Less Doing, More Resting
September 23rd, 2019
My brain is not what it used to be… literally. “Your brain is not reliable.” “You should have no expectation of brain function.” CONCUSSION is a word that had been tossed around by doctors since my accident, though never in a manner that seemed serious or conclusive, until now. When my head hit the asphalt, I now know that I suffered a concussion which has caused lasting brain trauma. All signs indicate it will heal, but now that much of my body’s fight or flight mode has worn off, the symptoms are all the more apparent and mental toll severe. I feel the need to sleep, crave darkness and feel levels of anxiety that are completely foreign to me. Dizziness is the norm each time I sit or stand, spotty or blurry vision doesn’t alarm me anymore, and handrails are a must on stairs. My head is perpetually spacey, memory foggy, processing speed slowed and ability to focus impaired. I get confused, irritated, even angry with heightened frequency and seemingly without cause. These sensations and emotions all come in waves, arriving when I least expect and shifting in ways beyond my control. In speaking to doctors, I am learning that all of these reactions are normal — and likely to persist for two or three months yet.

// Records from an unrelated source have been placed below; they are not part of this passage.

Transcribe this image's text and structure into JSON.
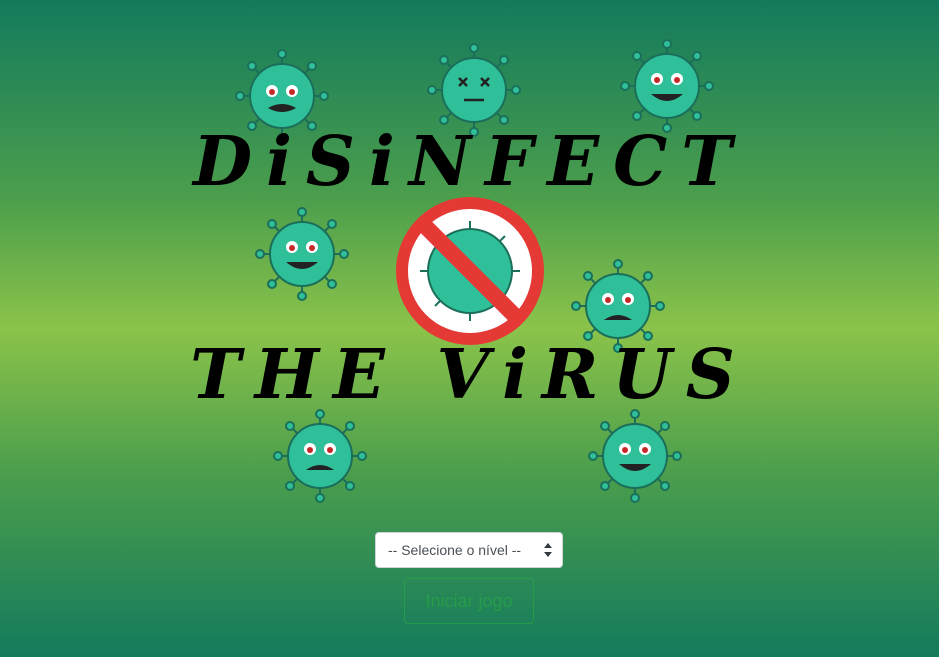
{
  "game": {
    "title_line1": "DiSiNFECT",
    "title_line2": "THE ViRUS"
  },
  "controls": {
    "level_select_placeholder": "-- Selecione o nível --",
    "start_button_label": "Iniciar jogo"
  },
  "colors": {
    "virus_body": "#2fbf99",
    "virus_outline": "#1b6f5a",
    "no_sign": "#e53935",
    "button_outline": "#28a745"
  },
  "icons": [
    "virus-icon",
    "virus-dead-icon",
    "no-virus-icon",
    "select-arrows-icon"
  ]
}
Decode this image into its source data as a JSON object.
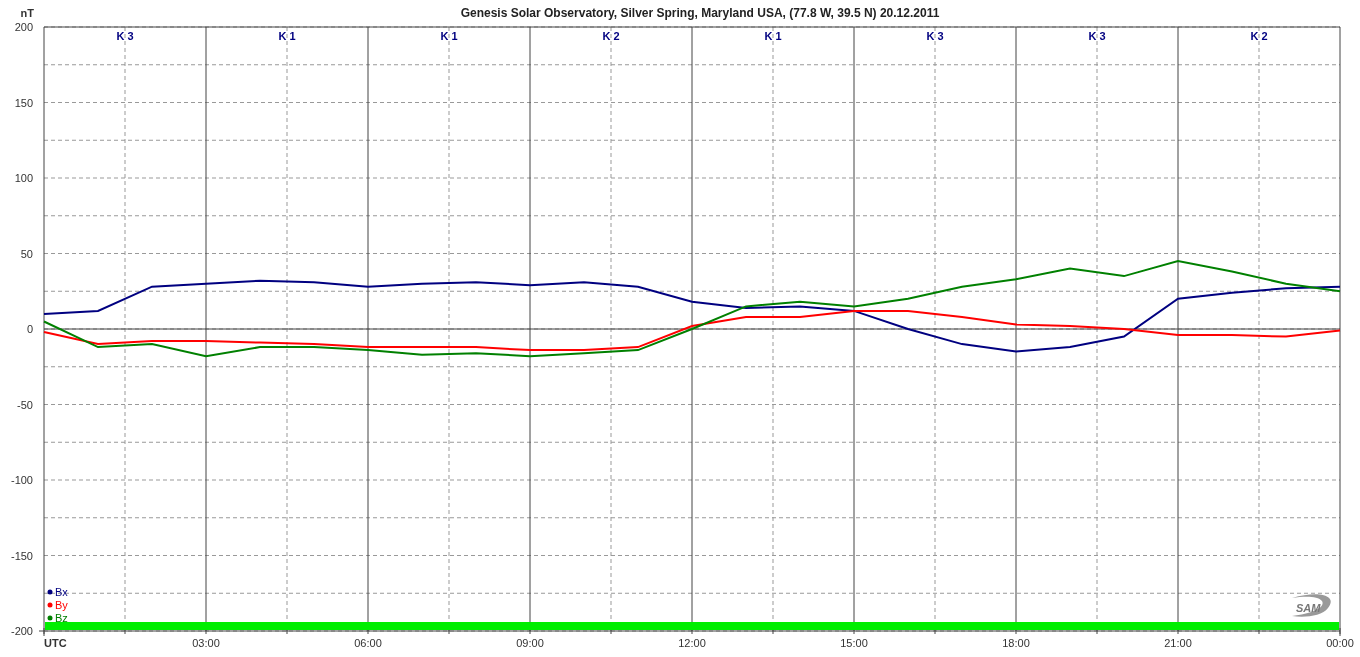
{
  "chart": {
    "chart_data": {
      "type": "line",
      "title": "Genesis Solar Observatory, Silver Spring, Maryland USA, (77.8 W, 39.5 N)  20.12.2011",
      "ylabel": "nT",
      "x": [
        0,
        1,
        2,
        3,
        4,
        5,
        6,
        7,
        8,
        9,
        10,
        11,
        12,
        13,
        14,
        15,
        16,
        17,
        18,
        19,
        20,
        21,
        22,
        23,
        24
      ],
      "series": [
        {
          "name": "Bx",
          "color": "#000080",
          "values": [
            10,
            12,
            28,
            30,
            32,
            31,
            28,
            30,
            31,
            29,
            31,
            28,
            18,
            14,
            15,
            12,
            0,
            -10,
            -15,
            -12,
            -5,
            20,
            24,
            27,
            28
          ]
        },
        {
          "name": "By",
          "color": "#ff0000",
          "values": [
            -2,
            -10,
            -8,
            -8,
            -9,
            -10,
            -12,
            -12,
            -12,
            -14,
            -14,
            -12,
            2,
            8,
            8,
            12,
            12,
            8,
            3,
            2,
            0,
            -4,
            -4,
            -5,
            -1
          ]
        },
        {
          "name": "Bz",
          "color": "#008000",
          "values": [
            5,
            -12,
            -10,
            -18,
            -12,
            -12,
            -14,
            -17,
            -16,
            -18,
            -16,
            -14,
            0,
            15,
            18,
            15,
            20,
            28,
            33,
            40,
            35,
            45,
            38,
            30,
            25
          ]
        }
      ],
      "xlim": [
        0,
        24
      ],
      "ylim": [
        -200,
        200
      ],
      "xticks": [
        {
          "value": 0,
          "label": "UTC"
        },
        {
          "value": 3,
          "label": "03:00"
        },
        {
          "value": 6,
          "label": "06:00"
        },
        {
          "value": 9,
          "label": "09:00"
        },
        {
          "value": 12,
          "label": "12:00"
        },
        {
          "value": 15,
          "label": "15:00"
        },
        {
          "value": 18,
          "label": "18:00"
        },
        {
          "value": 21,
          "label": "21:00"
        },
        {
          "value": 24,
          "label": "00:00"
        }
      ],
      "yticks": [
        -200,
        -150,
        -100,
        -50,
        0,
        50,
        100,
        150,
        200
      ],
      "grid": true
    },
    "k_indices": [
      "K 3",
      "K 1",
      "K 1",
      "K 2",
      "K 1",
      "K 3",
      "K 3",
      "K 2"
    ],
    "logo": "SAM"
  }
}
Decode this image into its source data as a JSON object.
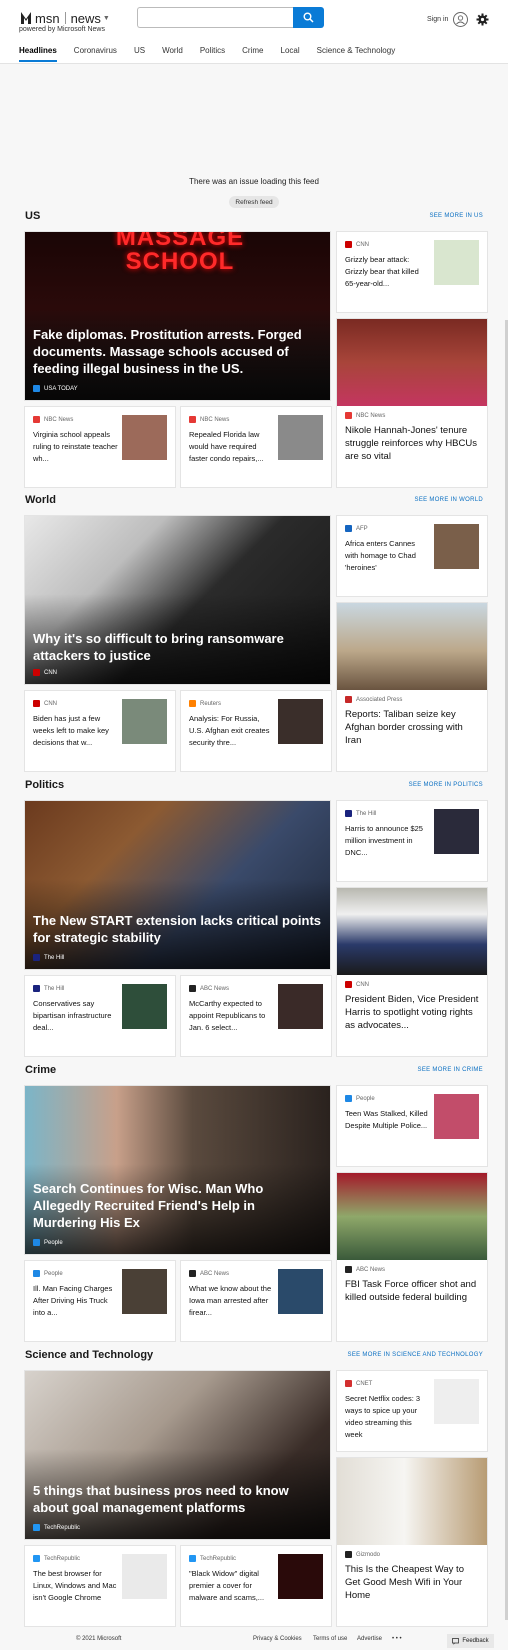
{
  "header": {
    "brand": "msn",
    "section": "news",
    "powered_by": "powered by Microsoft News",
    "search_placeholder": "",
    "sign_in": "Sign in"
  },
  "nav": [
    "Headlines",
    "Coronavirus",
    "US",
    "World",
    "Politics",
    "Crime",
    "Local",
    "Science & Technology"
  ],
  "feed_error": {
    "message": "There was an issue loading this feed",
    "button": "Refresh feed"
  },
  "sections": [
    {
      "title": "US",
      "see_more": "SEE MORE IN US",
      "hero": {
        "title": "Fake diplomas. Prostitution arrests. Forged documents. Massage schools accused of feeding illegal business in the US.",
        "source": "USA TODAY",
        "overlay_text": "MASSAGE SCHOOL"
      },
      "minis": [
        {
          "source": "NBC News",
          "title": "Virginia school appeals ruling to reinstate teacher wh..."
        },
        {
          "source": "NBC News",
          "title": "Repealed Florida law would have required faster condo repairs,..."
        }
      ],
      "side_top": {
        "source": "CNN",
        "title": "Grizzly bear attack: Grizzly bear that killed 65-year-old..."
      },
      "side_bottom": {
        "source": "NBC News",
        "title": "Nikole Hannah-Jones' tenure struggle reinforces why HBCUs are so vital"
      }
    },
    {
      "title": "World",
      "see_more": "SEE MORE IN WORLD",
      "hero": {
        "title": "Why it's so difficult to bring ransomware attackers to justice",
        "source": "CNN"
      },
      "minis": [
        {
          "source": "CNN",
          "title": "Biden has just a few weeks left to make key decisions that w..."
        },
        {
          "source": "Reuters",
          "title": "Analysis: For Russia, U.S. Afghan exit creates security thre..."
        }
      ],
      "side_top": {
        "source": "AFP",
        "title": "Africa enters Cannes with homage to Chad 'heroines'"
      },
      "side_bottom": {
        "source": "Associated Press",
        "title": "Reports: Taliban seize key Afghan border crossing with Iran"
      }
    },
    {
      "title": "Politics",
      "see_more": "SEE MORE IN POLITICS",
      "hero": {
        "title": "The New START extension lacks critical points for strategic stability",
        "source": "The Hill"
      },
      "minis": [
        {
          "source": "The Hill",
          "title": "Conservatives say bipartisan infrastructure deal..."
        },
        {
          "source": "ABC News",
          "title": "McCarthy expected to appoint Republicans to Jan. 6 select..."
        }
      ],
      "side_top": {
        "source": "The Hill",
        "title": "Harris to announce $25 million investment in DNC..."
      },
      "side_bottom": {
        "source": "CNN",
        "title": "President Biden, Vice President Harris to spotlight voting rights as advocates..."
      }
    },
    {
      "title": "Crime",
      "see_more": "SEE MORE IN CRIME",
      "hero": {
        "title": "Search Continues for Wisc. Man Who Allegedly Recruited Friend's Help in Murdering His Ex",
        "source": "People"
      },
      "minis": [
        {
          "source": "People",
          "title": "Ill. Man Facing Charges After Driving His Truck into a..."
        },
        {
          "source": "ABC News",
          "title": "What we know about the Iowa man arrested after firear..."
        }
      ],
      "side_top": {
        "source": "People",
        "title": "Teen Was Stalked, Killed Despite Multiple Police..."
      },
      "side_bottom": {
        "source": "ABC News",
        "title": "FBI Task Force officer shot and killed outside federal building"
      }
    },
    {
      "title": "Science and Technology",
      "see_more": "SEE MORE IN SCIENCE AND TECHNOLOGY",
      "hero": {
        "title": "5 things that business pros need to know about goal management platforms",
        "source": "TechRepublic"
      },
      "minis": [
        {
          "source": "TechRepublic",
          "title": "The best browser for Linux, Windows and Mac isn't Google Chrome"
        },
        {
          "source": "TechRepublic",
          "title": "\"Black Widow\" digital premier a cover for malware and scams,..."
        }
      ],
      "side_top": {
        "source": "CNET",
        "title": "Secret Netflix codes: 3 ways to spice up your video streaming this week"
      },
      "side_bottom": {
        "source": "Gizmodo",
        "title": "This Is the Cheapest Way to Get Good Mesh Wifi in Your Home"
      }
    }
  ],
  "footer": {
    "copyright": "© 2021 Microsoft",
    "links": [
      "Privacy & Cookies",
      "Terms of use",
      "Advertise"
    ],
    "more": "• • •",
    "feedback": "Feedback"
  },
  "colors": {
    "accent": "#0a7bd6",
    "link": "#0a6fc2"
  }
}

Being told that “your brain is not reliable” and to have “no expectation of brain function,” meaning normal or in full, is a wild notion to listen to, process and internalize. But here I find myself and here I will remain — with a medical team and body that mandate less doing, less stimulation, less screentime, less thinking (we will see about that one…) and more rest, more calm, more sleep for full healing.